Le analisi parlano chiaro ma non ci sono problemi di potabilità. Acque inquinate dai Pfas: un cambio in corsa della Commissione tecnica nominata dalla Regione per verificare e risolvere il problema, e il contemporaneo aumento dei dati relativi alla presenza delle sostanze perfluoro-alchiliche, i Pfas appunto, negli acquedotti. Risultato? È tornato l’allarme.
Tanto che ora c’è chi accusa le istituzioni di voler tenere nascosta la questione alla popolazione. Anche perché continua a non venire attivato lo screening sullo stato di salute dei residenti nell’area interessata dall’inquinamento: Bevilacqua, Bonavigo, Boschi Sant’Anna, Legnago, Minerbe, Terrazzo, Cologna, Arcole, Veronella, Zimella, Pressana, Roveredo ed Albaredo, per quanto riguarda il Veronese, più altri 17 Comuni del Vicentino e del Padovano.
Lo screening dovrebbe dire se e quanto i Pfas facciano male. Quesiti determinanti, visto che in Italia non c’è nessuna norma che indichi fino a quale limite i Pfas possono essere presenti nell’acqua destinata al consumo umano. Meglio intanto tornare ai documenti ufficiali. In particolare a due delibere che sono state pubblicate questa settimana sul Bollettino regionale. La prima ha un carattere piuttosto tecnico, visto che stabilisce i primi indirizzi operativi per la gestione dei pozzi privati presenti nell’area che sta sopra le falde inquinate. Anche se è evidente che sottoporre a forme di controllo, fino a ieri non previste, tali strutture sta a confermare che un rischio, per quanto ufficialmente solo potenziale, c’è. Un contenuto a prima vista più banale, ma in realtà già fonte di animate prese di posizione, ce l’ha invece il secondo provvedimento, il quale stabilisce una modifica della composizione della commissione comprendente rappresentanti della sanità, dei servizi tecnici e degli enti deputati ai controlli che dall’agosto scorso sta monitorando il problema per conto della Regione.
Secondo quanto viene riportato in delibera, «a seguito di una riorganizzazione delle strutture regionali» avvenuta alla fine dello scorso anno, è stato necessario cambiare alcuni dei componenti dell’organo che «detta legge» in Veneto sui Pfas.
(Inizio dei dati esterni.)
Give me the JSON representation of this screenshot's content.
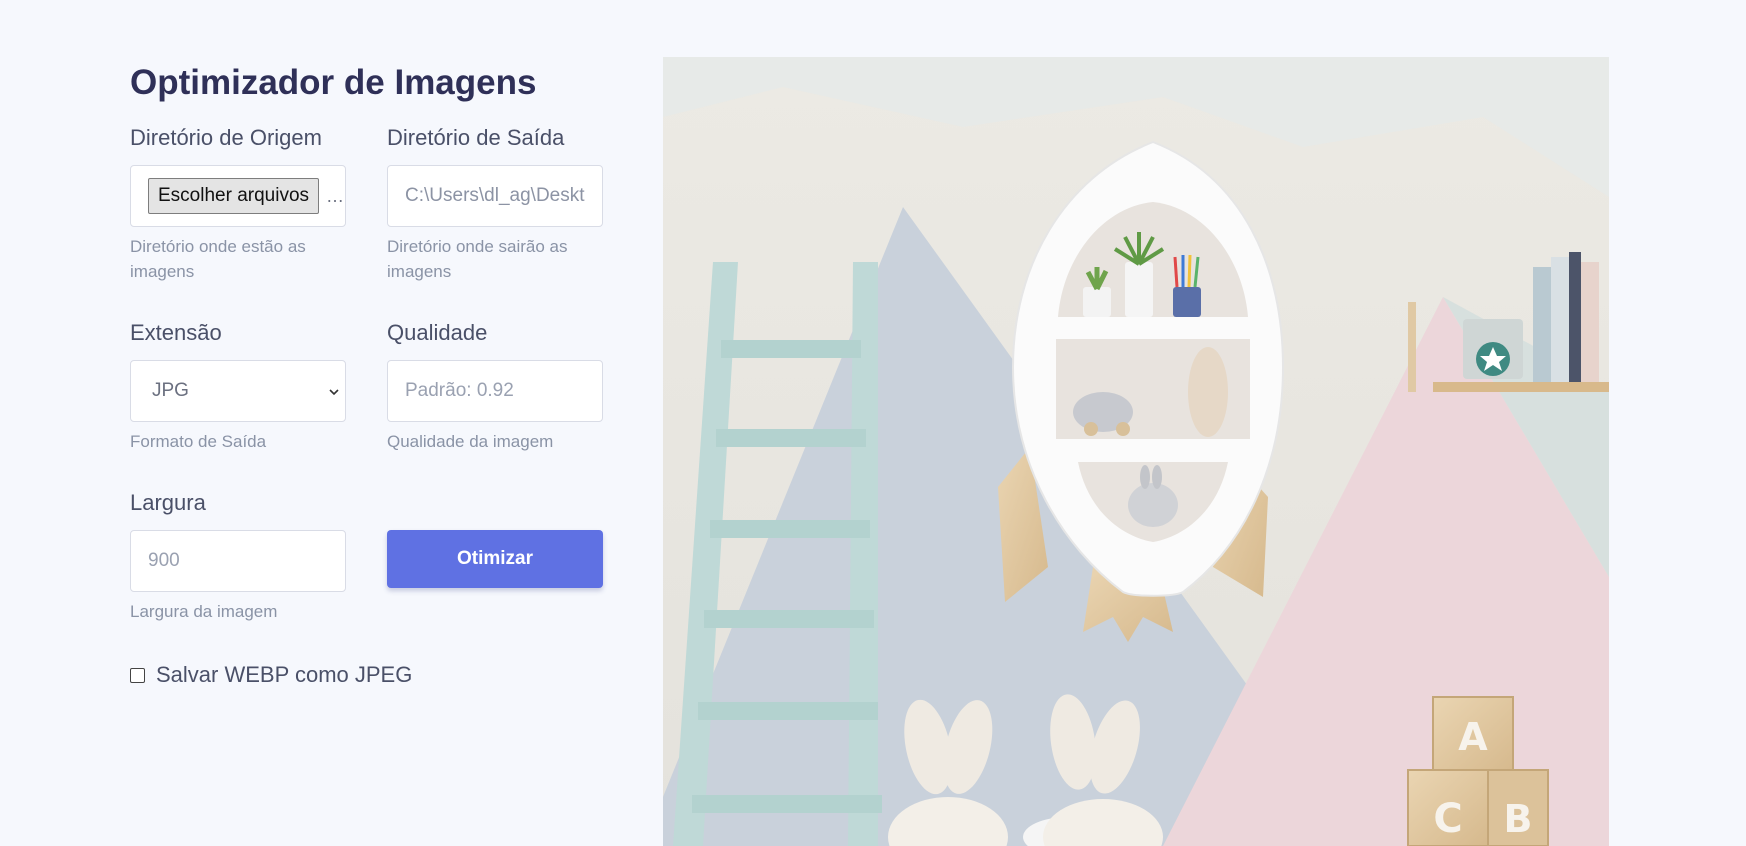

Una modifica che però ha comportato l’eliminazione del rappresentante di quella che era la direzione regionale (ora è la sezione) di Prevenzione. «Continuano a fare di tutto, portando avanti una strategia adottata sin dall’inizio, per mettere a tacere questa vicenda», commenta il rappresentante di Legambiente di Cologna Piergiorgio Boscagin. Il quale sta lavorando alla creazione di un comitato che riunisca a livello sovracomunale tutti coloro che si stanno occupando della questione. «È necessario agire in fretta, visto che i dati ufficiali dicono che il livello degli inquinanti sta tornando a salire».
Che i valori aumentino lo dicono le analisi pubblicate dall’Ulss 20, anche se l’acqua è potabile, proprio perché non c’è una legge che dica il contrario, e al di sotto dell’unico parametro di riferimento: quello di performance stabilito dall’Istituto superiore di Sanità, organo non legiferante, che è oggetto di contestazione da parte dei «No-Pfas».